Things haven’t changed much since then. We have different religions and philosophies swirling around us in this modern age, too. So how do we define ourselves as Christians now? How do we live as Easter people? Defining ourselves doesn’t mean that we throw stones at others. Defining ourselves means that we live out our lives in a particular way as community so that people can clearly see what being a Christian means. In our lesson from the Book of Acts today, this meant that even unto death, Stephen echoed Jesus, asking God to receive his spirit and to forgive those who were murdering him. Stephen’s faithfulness compelled him to behave differently than someone who did not follow Jesus.
In our American culture, we are not persecuted in the same way that Stephen was or how Christians are treated in other parts of the world. This is nice and comfortable for us, but it often makes it more difficult to show the world how a community that follows Jesus defines itself. The media makes this even more difficult when it highlights Christians that manifest bigotry, hate, and judgment on their neighbors, lumping us all into that category together. How do we continue to define ourselves in the midst of this? How do we show that we are God’s people? What makes us different from Habitat for Humanity or the food bank? They do good works, too, right?

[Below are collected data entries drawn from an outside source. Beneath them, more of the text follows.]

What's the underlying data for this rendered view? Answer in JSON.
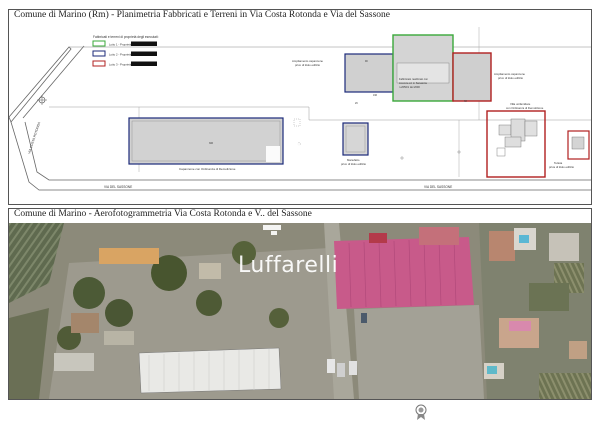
{
  "plan": {
    "title": "Comune di Marino (Rm) - Planimetria Fabbricati e Terreni in Via Costa Rotonda e Via del Sassone",
    "legend": {
      "heading": "Fabbricati e terreni di proprietà degli esecutati:",
      "items": [
        {
          "label": "Lotto 1 - Proprietà",
          "color": "#3aa83a"
        },
        {
          "label": "Lotto 2 - Proprietà",
          "color": "#1b2a7a"
        },
        {
          "label": "Lotto 3 - Proprietà",
          "color": "#b02020"
        }
      ]
    },
    "annotations": {
      "ampliamento_left": [
        "Ampliamento capannone",
        "privo di titolo edilizio"
      ],
      "fabbricato": [
        "Fabbricato realizzato con",
        "Licenza ed. in Sanatoria",
        "n.2056/1 del 2000"
      ],
      "ampliamento_right": [
        "Ampliamento capannone",
        "privo di titolo edilizio"
      ],
      "villa": [
        "Villa unifamiliare",
        "con Ordinanza di Demolizione"
      ],
      "capannone": "Capannone con Ordinanza di Demolizione",
      "manufatto": [
        "Manufatto",
        "privo di titolo edilizio"
      ],
      "tettoia": [
        "Tettoia",
        "priva di titolo edilizio"
      ],
      "road_vertical": "VIA COSTA ROTONDA",
      "road_bottom_left": "VIA DEL SASSONE",
      "road_bottom_right": "VIA DEL SASSONE",
      "area_small_1": "90",
      "area_small_2": "196",
      "area_small_3": "26",
      "area_small_4": "48",
      "area_small_5": "306"
    }
  },
  "aerial": {
    "title": "Comune di Marino  - Aerofotogrammetria Via Costa Rotonda e V.. del Sassone",
    "watermark": "Luffarelli"
  },
  "colors": {
    "lotto1": "#3aa83a",
    "lotto2": "#1b2a7a",
    "lotto3": "#b02020",
    "building_fill": "#cfcfcf",
    "roof_magenta": "#c85a8a"
  }
}
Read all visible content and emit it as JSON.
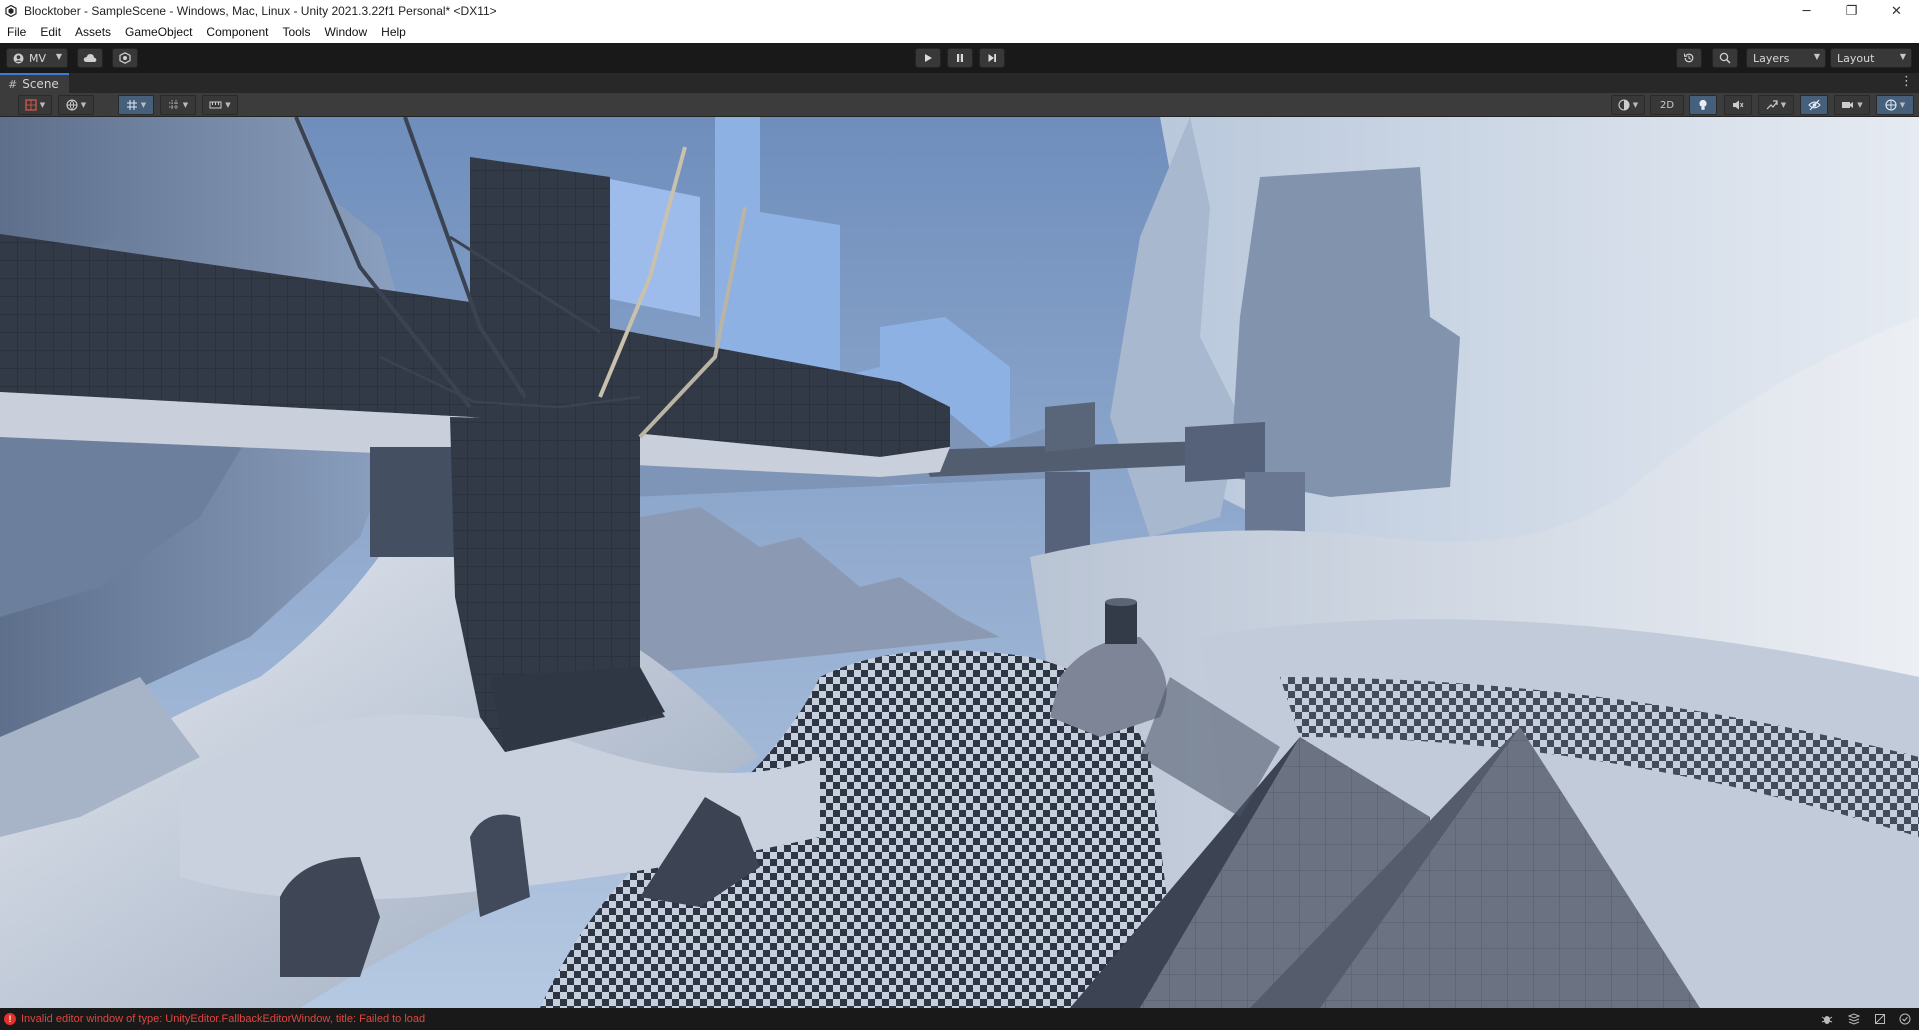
{
  "window": {
    "title": "Blocktober - SampleScene - Windows, Mac, Linux - Unity 2021.3.22f1 Personal* <DX11>",
    "minimize": "─",
    "maximize": "❐",
    "close": "✕"
  },
  "menu": [
    "File",
    "Edit",
    "Assets",
    "GameObject",
    "Component",
    "Tools",
    "Window",
    "Help"
  ],
  "toolbar": {
    "account_label": "MV",
    "layers_label": "Layers",
    "layout_label": "Layout"
  },
  "scene_tab": {
    "label": "Scene",
    "mode_2d_label": "2D"
  },
  "status": {
    "error_icon": "!",
    "message": "Invalid editor window of type: UnityEditor.FallbackEditorWindow, title: Failed to load"
  },
  "icons": {
    "account": "account-icon",
    "cloud": "cloud-icon",
    "collab": "collab-icon",
    "play": "play-icon",
    "pause": "pause-icon",
    "step": "step-icon",
    "history": "history-icon",
    "search": "search-icon"
  },
  "colors": {
    "accent": "#3a7bd5",
    "error": "#e0453f",
    "toolbar_bg": "#191919",
    "panel_bg": "#3c3c3c"
  }
}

In our Gospel lesson, we have part of the answer. We know the way to the place that Jesus is going because we, by definition, claim to know Jesus as God incarnate—God with us—God’s own son. Jesus was always going to return to God the Father because they were inseparable. Jesus himself was and is simultaneously the access to and the embodiment of life with God. This is our particular belief that helps define us as a Christian community and because of this belief, we are to love Jesus by doing his works and by keeping his commandments: love God and love one another.
How have we defined ourselves in our own community as Episcopalians? What does it mean to be Episcopalian? When we begin to lose our own identity and lose our saltiness, we need to be recalled to the larger community of The Episcopal Church and to the extended Christian community.
As Christians, we are not called to be like everyone else and as Episcopalians, we have our own distinct flavor. Bishop Brian Prior of the Episcopal Church in Minnesota asks this question in his blog from May 2014: “If someone were to stop at a gas station and ask where your church was, how would the gas station attendant answer?” Great question. Would the attendant look at you blankly? Give a vague answer? Or would he or she say, “Oh, that church! That’s the church where this, this, and this happens!” What is our identity in the wider community? What do we want to be known for?
Here are some further questions to ponder this week: What do we value about being Christians in our community? What is God calling us to as the Episcopal presence in our community? How do we define ourselves, as the community for whom the Gospel of John was written defined itself?
May God give us wisdom and courage to live into the answers. Amen.